Many years ago, during one of my stays in India, I was going on visitation rounds to homes in a small village near the town where I lived. The town I lived in, Paratwada, was originally laid out by the British as a military encampment, and many of the original buildings built by them were still in use decades later. The village I was visiting that evening had sprung up among the ruins of the old British encampment outside of town. As I sat there listening to the pastor talking with the family, I noticed that the washboard they used for cleaning their clothes was a very white, perfectly rectangular slab—on closer inspection, I realized that they had scavenged a grave marker from the British military cemetery to use for washing clothes!

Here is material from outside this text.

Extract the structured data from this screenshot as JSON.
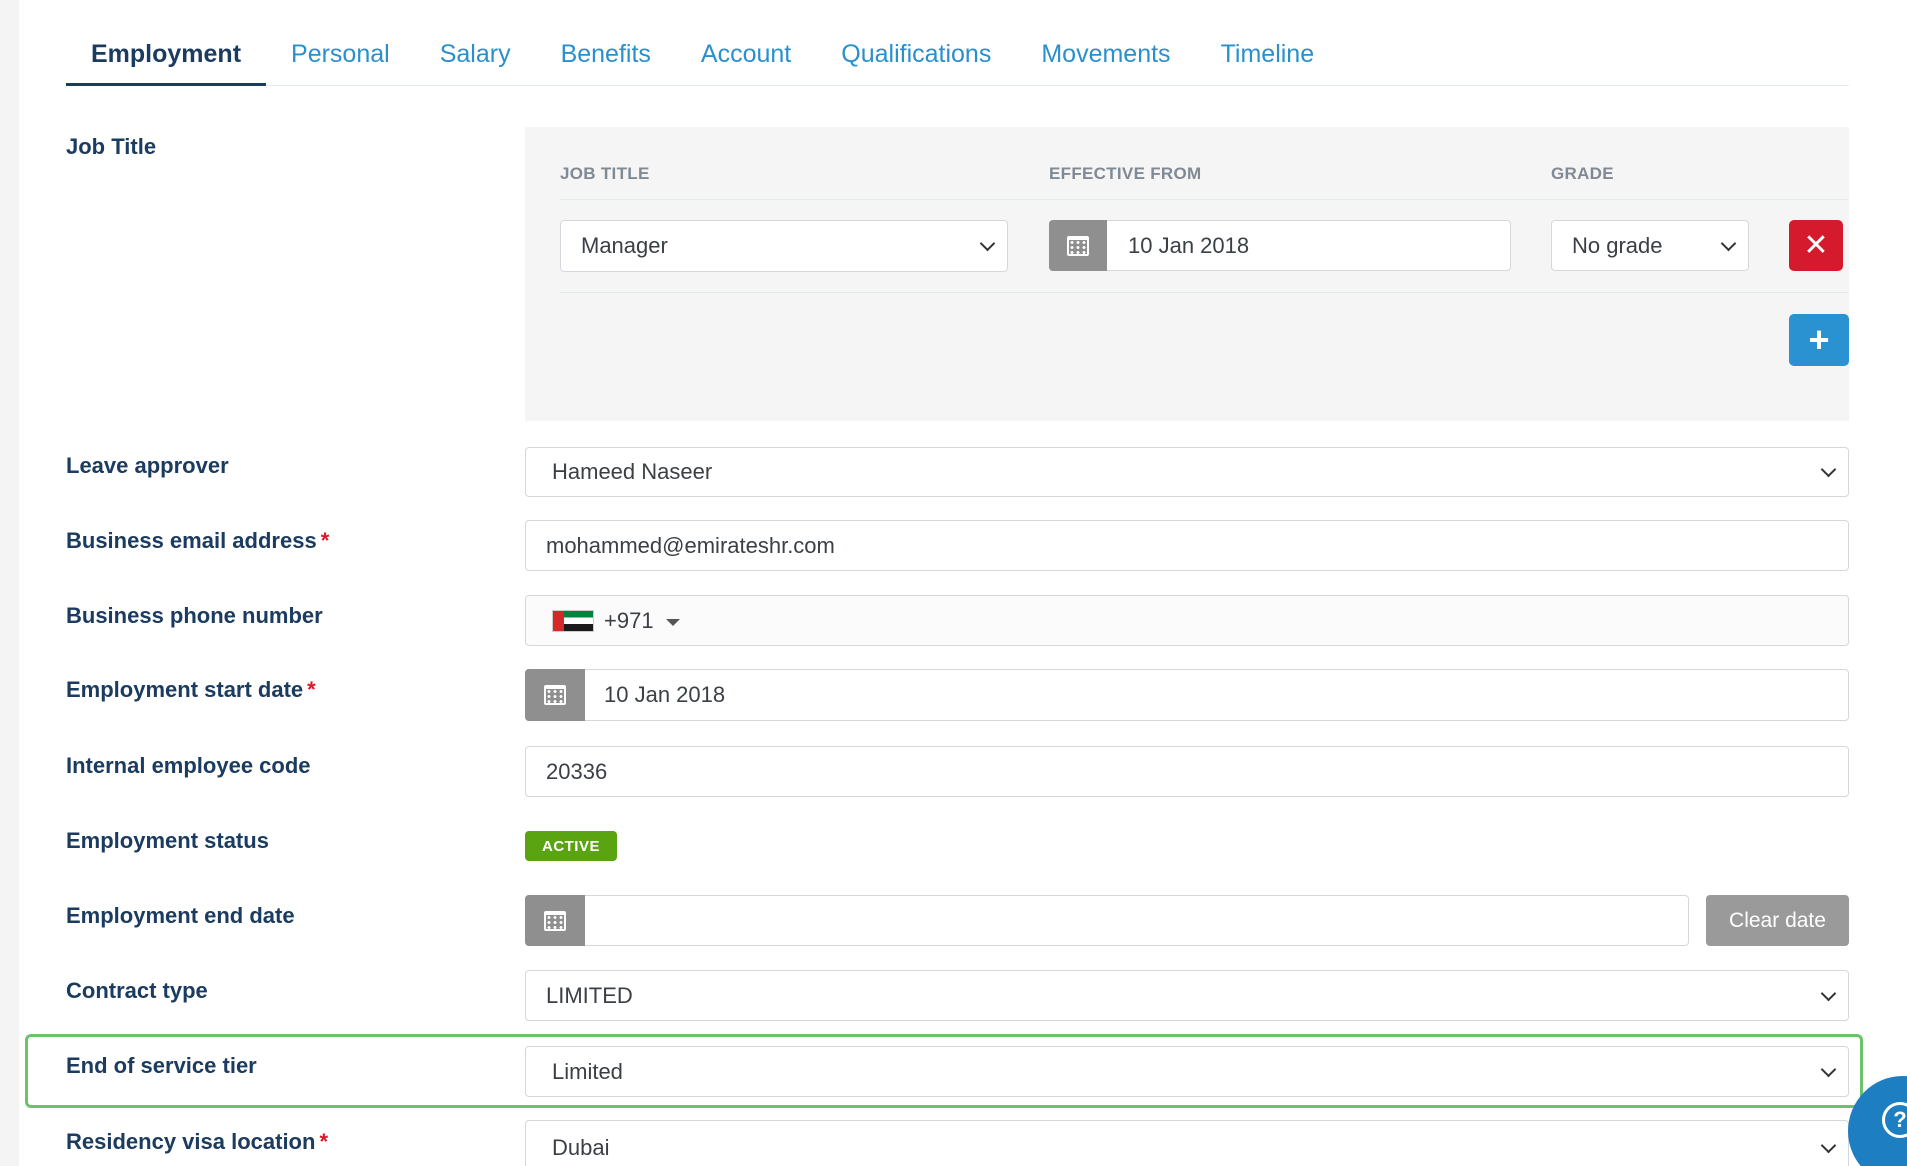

It feels inappropriate to take a marker that was meant to honor a soldier who died in service to his country and use it for your own purposes to wash your dirty clothes, doesn’t it? But that is precisely how far too many people treat the Book of Revelation. More than any other book of the Bible, the message of this book is routinely set aside, twisted or outright ignored in pursuit of some other purpose. If you want to pack out your Bible conference, just announce that you’re going to be doing a “prophecy conference” on Revelation! Want to sell a million copies of your book? Write a book all about how you’ve discovered the real secret to Revelation, and how you can foretell the future by reading it! Want to drive traffic to your blog? Post daily updates of news headlines and tie them to some dramatic imagery or verses from Revelation.

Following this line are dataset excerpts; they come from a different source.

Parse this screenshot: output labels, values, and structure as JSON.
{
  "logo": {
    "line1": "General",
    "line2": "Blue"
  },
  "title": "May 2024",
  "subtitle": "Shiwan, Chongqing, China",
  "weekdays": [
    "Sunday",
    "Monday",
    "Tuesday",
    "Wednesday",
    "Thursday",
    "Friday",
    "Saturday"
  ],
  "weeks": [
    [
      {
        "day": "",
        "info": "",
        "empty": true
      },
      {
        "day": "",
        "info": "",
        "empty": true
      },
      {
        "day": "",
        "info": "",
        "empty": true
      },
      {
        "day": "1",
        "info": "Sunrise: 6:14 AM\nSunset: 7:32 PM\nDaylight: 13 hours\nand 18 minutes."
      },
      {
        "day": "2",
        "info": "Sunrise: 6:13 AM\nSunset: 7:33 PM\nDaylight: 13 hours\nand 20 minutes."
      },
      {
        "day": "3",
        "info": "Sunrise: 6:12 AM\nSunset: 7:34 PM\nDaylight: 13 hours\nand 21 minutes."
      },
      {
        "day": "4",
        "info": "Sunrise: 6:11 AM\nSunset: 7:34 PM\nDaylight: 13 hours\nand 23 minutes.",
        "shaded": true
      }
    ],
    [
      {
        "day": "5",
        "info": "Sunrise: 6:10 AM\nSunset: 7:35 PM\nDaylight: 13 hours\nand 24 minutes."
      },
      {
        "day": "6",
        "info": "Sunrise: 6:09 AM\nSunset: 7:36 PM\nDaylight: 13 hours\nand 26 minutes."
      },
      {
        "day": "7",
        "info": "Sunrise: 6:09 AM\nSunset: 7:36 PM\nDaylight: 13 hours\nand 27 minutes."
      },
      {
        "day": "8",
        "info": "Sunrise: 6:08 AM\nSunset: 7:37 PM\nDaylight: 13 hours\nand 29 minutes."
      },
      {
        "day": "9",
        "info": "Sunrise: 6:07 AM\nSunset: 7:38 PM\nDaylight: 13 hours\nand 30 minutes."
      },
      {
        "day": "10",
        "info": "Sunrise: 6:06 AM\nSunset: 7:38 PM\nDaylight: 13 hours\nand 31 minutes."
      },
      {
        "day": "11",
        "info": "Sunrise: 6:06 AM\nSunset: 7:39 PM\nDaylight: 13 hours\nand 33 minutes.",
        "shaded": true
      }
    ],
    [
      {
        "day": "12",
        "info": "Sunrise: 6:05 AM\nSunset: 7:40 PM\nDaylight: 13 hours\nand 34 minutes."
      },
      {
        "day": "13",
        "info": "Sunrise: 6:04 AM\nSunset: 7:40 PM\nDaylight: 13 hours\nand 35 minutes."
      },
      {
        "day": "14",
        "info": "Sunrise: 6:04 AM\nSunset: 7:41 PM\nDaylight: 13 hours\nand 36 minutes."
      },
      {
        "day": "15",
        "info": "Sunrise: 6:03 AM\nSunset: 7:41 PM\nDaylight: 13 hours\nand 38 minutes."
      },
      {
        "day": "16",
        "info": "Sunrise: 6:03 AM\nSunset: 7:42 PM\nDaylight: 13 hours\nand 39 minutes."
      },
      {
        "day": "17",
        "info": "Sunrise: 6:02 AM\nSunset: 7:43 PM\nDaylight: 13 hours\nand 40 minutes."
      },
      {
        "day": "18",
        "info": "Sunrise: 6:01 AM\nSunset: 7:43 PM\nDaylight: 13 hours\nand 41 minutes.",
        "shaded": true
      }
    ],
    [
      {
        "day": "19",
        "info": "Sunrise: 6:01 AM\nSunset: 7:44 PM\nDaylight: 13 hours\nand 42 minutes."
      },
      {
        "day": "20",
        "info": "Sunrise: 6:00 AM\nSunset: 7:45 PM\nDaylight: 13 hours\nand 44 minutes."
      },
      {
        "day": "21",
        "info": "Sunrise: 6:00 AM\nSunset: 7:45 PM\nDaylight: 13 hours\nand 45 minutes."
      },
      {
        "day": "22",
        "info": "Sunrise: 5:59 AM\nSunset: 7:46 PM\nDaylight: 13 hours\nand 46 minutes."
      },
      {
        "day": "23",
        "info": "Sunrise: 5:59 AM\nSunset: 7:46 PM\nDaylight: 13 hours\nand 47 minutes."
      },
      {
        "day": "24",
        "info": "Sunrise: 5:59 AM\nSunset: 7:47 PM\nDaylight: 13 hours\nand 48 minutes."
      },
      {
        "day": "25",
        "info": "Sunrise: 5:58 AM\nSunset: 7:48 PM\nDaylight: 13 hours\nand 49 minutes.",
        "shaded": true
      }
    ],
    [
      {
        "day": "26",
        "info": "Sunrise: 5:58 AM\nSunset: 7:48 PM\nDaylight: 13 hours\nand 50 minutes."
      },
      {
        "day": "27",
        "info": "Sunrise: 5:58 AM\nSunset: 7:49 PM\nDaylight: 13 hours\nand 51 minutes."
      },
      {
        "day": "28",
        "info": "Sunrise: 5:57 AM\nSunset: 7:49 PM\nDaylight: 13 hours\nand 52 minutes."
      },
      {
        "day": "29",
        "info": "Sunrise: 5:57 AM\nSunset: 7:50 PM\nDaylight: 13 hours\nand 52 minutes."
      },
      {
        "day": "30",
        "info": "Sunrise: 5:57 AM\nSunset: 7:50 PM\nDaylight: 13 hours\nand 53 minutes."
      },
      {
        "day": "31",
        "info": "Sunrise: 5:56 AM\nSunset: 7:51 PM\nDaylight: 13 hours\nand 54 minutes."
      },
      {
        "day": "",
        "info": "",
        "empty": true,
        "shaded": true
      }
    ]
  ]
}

And in times like these, when it seems like the whole world is falling apart around us, people are especially interested in this book. People want to read Revelation because they believe it has some kind of secret code or hidden knowledge about the future, and knowing these things will help them survive in the tumult of these days. We want to make sense of all of this, and so we read these chapters looking for warnings about a “One World Government” and biometric tattoos and the AntiChrist being Mikhail Gorbachev or Ronald Reagan or George Soros or Bill Gates or Elon Musk. But when that is the reason we read Revelation, we are doing with this book what those Indian villagers were doing with the British grave marker—ignoring its original purpose in order to accomplish our own desires.
Because if you are reading Revelation to get “proof” that George Soros is the AntiChrist, you are ignoring the stated purpose of the book. Because Revelation was not written to give you reasons to hate and fear George Soros; Revelation was written to give you reasons to love and worship and trust Jesus Christ!

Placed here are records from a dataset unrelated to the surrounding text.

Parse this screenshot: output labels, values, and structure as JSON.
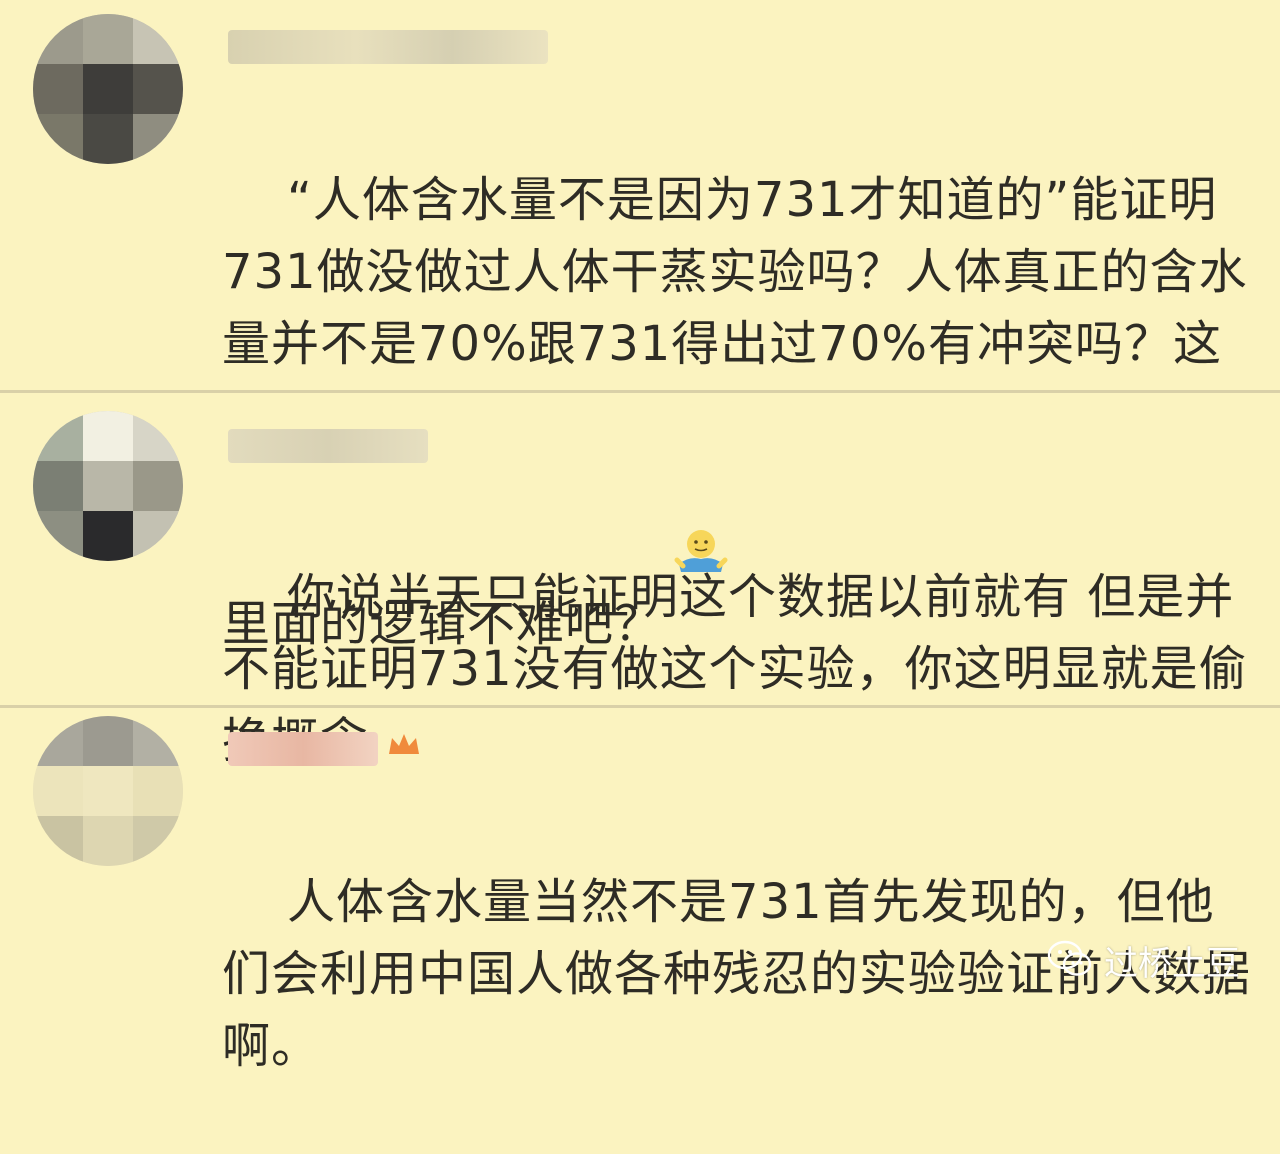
{
  "comments": [
    {
      "text": "“人体含水量不是因为731才知道的”能证明731做没做过人体干蒸实验吗？人体真正的含水量并不是70%跟731得出过70%有冲突吗？这里面的逻辑不难吧？",
      "emoji": "shrug-emoji"
    },
    {
      "text": "你说半天只能证明这个数据以前就有 但是并不能证明731没有做这个实验，你这明显就是偷换概念"
    },
    {
      "text": "人体含水量当然不是731首先发现的，但他们会利用中国人做各种残忍的实验验证前人数据啊。"
    }
  ],
  "watermark": {
    "text": "过桥土豆",
    "icon": "wechat-icon"
  },
  "colors": {
    "background": "#fbf3c0",
    "text": "#2e2c25",
    "divider": "#d9d0a8"
  }
}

The Book of Revelation does offer you guidance and assurance and stability in a world that is going mad—by revealing Jesus Christ! What I want you to understand this morning from these verses is that
When Jesus is revealed to you, you can hold together in a world that is falling apart.
This book is about Jesus Christ and His victory over all of the evil of this world. Whatever else we learn from these verses, the first thing we must always remember that this book is about

I. The Revelation of Jesus (vv. 1-3)

Look at verses 1-3:
Revelation 1:1–3 ESV
The revelation of Jesus Christ, which God gave him to show to his servants the things that must soon take place. He made it known by sending his angel to his servant John, who bore witness to the word of God and to the testimony of Jesus Christ, even to all that he saw. Blessed is the one who reads aloud the words of this prophecy, and blessed are those who hear, and who keep what is written in it, for the time is near.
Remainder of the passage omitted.